Note relative à la validité des accords en l’absence de quorum lors du premier tour des élections professionnelles.
Version 4 janvier 2007
La Cour de cassation par un Arrêt en date du 20 décembre 2006 vient d’effectuer une importante précision sur les conséquences à tirer en matière de validité des accords en cas d’absence de quorum au premier tour des élections professionnelles.
V. Cour de cassation 20 décembre 2006, n°05-60345
Dans cet Arrêt la Cour de cassation contredit les dispositions préconisées par l’administration du travail.
V. Circulaire DRT n°9 du 22 septembre 2004.
En effet, l’administration pour l’application de la loi 2004-391 du 4 mai 2004, dite loi Fillon qui a institué la notion "d’accords majoritaires", préconisait en cas d’absence de quorum au premier tour des élections professionnelles, de procéder toutefois au dépouillement du premier tour :
"1.3 La conclusion des conventions et accords d’entreprise ou d’établissement (article L 132-2-2 III du Code du travail) -
Au niveau de l’entreprise ou de l’établissement, le principe majoritaire se décline selon deux modalités entre lesquelles il appartient à un accord de branche étendu de choisir.
En l’absence d’accord étendu, la loi détermine le régime applicable par défaut.
Dans tous les cas, le caractère majoritaire des organisations syndicales s’apprécie au regard des résultats du premier tour des dernières élections professionnelles. Il convient donc, pour pouvoir mesurer l’audience respective de chaque organisation syndicale, que les opérations de dépouillement des votes au premier tour de ces élections soient menées jusqu’à leur terme, y compris lorsqu’il est constaté que le quorum n’est pas atteint."

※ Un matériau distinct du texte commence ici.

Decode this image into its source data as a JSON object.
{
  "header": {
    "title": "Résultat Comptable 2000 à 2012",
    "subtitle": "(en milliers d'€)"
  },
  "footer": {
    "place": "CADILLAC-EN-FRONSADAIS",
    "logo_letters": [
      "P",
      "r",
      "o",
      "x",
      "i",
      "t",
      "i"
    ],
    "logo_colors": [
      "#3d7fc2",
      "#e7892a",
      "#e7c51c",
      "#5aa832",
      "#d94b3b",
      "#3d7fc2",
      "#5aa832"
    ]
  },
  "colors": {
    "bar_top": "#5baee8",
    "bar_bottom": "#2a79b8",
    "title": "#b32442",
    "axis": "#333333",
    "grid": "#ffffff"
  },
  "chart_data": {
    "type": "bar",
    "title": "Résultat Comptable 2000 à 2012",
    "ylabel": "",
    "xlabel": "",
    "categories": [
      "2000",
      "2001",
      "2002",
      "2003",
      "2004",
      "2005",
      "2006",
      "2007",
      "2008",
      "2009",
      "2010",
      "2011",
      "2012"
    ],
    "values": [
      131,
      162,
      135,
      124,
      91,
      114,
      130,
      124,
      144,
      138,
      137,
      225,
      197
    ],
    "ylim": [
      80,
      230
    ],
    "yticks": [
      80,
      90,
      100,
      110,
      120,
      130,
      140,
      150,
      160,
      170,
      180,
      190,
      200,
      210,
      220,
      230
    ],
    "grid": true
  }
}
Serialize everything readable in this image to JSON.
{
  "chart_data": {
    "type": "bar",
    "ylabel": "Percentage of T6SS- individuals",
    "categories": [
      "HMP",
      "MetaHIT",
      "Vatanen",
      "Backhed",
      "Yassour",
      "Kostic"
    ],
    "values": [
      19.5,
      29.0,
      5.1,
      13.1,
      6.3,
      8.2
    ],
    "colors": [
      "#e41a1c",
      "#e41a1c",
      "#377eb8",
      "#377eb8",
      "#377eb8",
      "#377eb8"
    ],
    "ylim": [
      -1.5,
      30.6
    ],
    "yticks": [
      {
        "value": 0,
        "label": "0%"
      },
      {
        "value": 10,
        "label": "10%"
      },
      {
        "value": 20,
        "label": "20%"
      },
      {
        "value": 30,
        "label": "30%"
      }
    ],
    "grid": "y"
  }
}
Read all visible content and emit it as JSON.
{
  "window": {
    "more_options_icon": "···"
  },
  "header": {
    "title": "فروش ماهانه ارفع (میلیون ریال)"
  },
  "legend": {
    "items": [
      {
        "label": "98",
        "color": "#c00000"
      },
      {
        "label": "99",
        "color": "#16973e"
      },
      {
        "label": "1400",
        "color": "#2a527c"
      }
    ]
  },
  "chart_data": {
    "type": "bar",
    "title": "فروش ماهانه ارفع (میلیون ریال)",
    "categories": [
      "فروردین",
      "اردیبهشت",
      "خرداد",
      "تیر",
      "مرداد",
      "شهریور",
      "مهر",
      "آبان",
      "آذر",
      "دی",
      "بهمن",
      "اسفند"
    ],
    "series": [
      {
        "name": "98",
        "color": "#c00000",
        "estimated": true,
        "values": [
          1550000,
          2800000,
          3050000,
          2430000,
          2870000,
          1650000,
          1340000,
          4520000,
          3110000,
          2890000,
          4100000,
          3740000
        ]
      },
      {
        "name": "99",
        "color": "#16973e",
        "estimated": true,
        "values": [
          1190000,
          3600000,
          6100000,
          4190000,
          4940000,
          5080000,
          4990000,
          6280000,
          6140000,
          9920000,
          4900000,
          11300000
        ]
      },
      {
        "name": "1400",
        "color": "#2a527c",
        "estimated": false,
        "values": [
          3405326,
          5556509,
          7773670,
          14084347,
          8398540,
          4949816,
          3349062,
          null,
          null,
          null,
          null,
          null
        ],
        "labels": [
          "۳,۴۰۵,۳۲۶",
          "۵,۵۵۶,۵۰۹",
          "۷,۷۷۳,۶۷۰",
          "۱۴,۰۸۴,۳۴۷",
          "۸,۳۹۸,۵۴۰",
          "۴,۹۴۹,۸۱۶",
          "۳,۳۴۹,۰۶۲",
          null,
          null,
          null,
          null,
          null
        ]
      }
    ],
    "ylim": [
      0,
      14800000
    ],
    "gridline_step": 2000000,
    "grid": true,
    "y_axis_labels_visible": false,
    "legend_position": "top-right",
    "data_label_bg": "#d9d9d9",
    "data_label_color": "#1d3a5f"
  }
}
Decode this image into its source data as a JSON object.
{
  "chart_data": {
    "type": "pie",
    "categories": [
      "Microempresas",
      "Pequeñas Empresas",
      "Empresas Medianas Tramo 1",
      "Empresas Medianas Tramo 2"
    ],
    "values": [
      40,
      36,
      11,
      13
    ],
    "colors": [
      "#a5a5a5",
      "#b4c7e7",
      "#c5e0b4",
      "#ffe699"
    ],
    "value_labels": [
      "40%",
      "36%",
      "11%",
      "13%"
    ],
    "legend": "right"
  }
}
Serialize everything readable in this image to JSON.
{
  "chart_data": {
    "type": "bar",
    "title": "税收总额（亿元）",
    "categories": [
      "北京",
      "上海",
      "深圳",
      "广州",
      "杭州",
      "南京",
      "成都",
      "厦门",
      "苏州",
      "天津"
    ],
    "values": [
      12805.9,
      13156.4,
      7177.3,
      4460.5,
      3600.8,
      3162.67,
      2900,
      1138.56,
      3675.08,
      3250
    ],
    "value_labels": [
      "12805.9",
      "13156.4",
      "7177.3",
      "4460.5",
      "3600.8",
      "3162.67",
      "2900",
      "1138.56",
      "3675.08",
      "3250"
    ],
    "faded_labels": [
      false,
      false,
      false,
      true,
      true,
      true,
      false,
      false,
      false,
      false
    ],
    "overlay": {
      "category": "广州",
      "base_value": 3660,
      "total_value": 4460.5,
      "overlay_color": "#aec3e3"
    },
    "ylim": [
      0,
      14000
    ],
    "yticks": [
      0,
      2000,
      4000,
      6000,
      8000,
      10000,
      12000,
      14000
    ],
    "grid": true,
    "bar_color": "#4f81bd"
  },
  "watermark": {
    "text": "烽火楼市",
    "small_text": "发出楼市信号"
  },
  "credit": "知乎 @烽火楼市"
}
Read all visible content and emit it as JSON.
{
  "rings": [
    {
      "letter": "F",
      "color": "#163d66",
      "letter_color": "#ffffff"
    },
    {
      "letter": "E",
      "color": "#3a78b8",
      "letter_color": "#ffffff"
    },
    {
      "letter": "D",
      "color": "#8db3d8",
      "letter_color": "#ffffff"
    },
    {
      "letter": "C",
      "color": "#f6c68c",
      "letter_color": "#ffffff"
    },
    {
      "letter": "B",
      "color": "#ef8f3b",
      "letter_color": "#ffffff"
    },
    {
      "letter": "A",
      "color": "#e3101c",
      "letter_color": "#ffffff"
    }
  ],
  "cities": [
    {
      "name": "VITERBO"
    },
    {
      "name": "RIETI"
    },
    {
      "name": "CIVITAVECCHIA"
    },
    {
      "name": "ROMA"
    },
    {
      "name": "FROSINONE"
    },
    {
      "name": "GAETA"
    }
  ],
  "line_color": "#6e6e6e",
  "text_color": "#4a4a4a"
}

La Cour de cassation, dont la position prévaut sur celle de l’administration considère qu’en l’absence de quorum, il n’y a pas lieu de dépouiller les bulletins de vote et que cette situation emporte pour la validité des accords, une situation de carence d’élections professionnelles. Par suite, la validité de l’accord selon l’article L 132-2-2 III du Code du travail est déterminé par l’approbation de la majorité des salariés à l’initiative des organisations syndicale de salariés signataires, à laquelle des organisations syndicales de salariés non signataires peuvent s’associer.
Enfin, il sera utilement rappelé que les dispositions exigeant comme base de référence, le premier tour des élections, interdisent la prise en compte des résultats du 2ème tour.
V. Tribunal de Grande Instance Paris 1ère ch., sec S. 30 novembre 2004, n° 04/13250, Caisse régionale de crédit agricole mutuel de Paris et d’Ile-de-France c/ Syndicat CGT du crédit agricole de Paris et d’Ile-de-France et a.
La décision de la Cour de cassation modifie donc en profondeur le régime qui s’appliquait en cas d’absence de quorum. La validité des accords conclus sur la seule base des résultats du premier tour des élections en l’absence de quorum peut donc être mise en cause.
L’application de l’article L 132-2-2- III subordonne la validité de l’accord à la ratification de l’accord par la majorité des salariés concernés.
Cette approche jurisprudentielle revêt une grande importance pour les salariés des entreprises où le quorum n’est pas atteint et notamment dans la branche commerces et services. Elle peut concerner des entreprises importantes (interim, distribution etc.).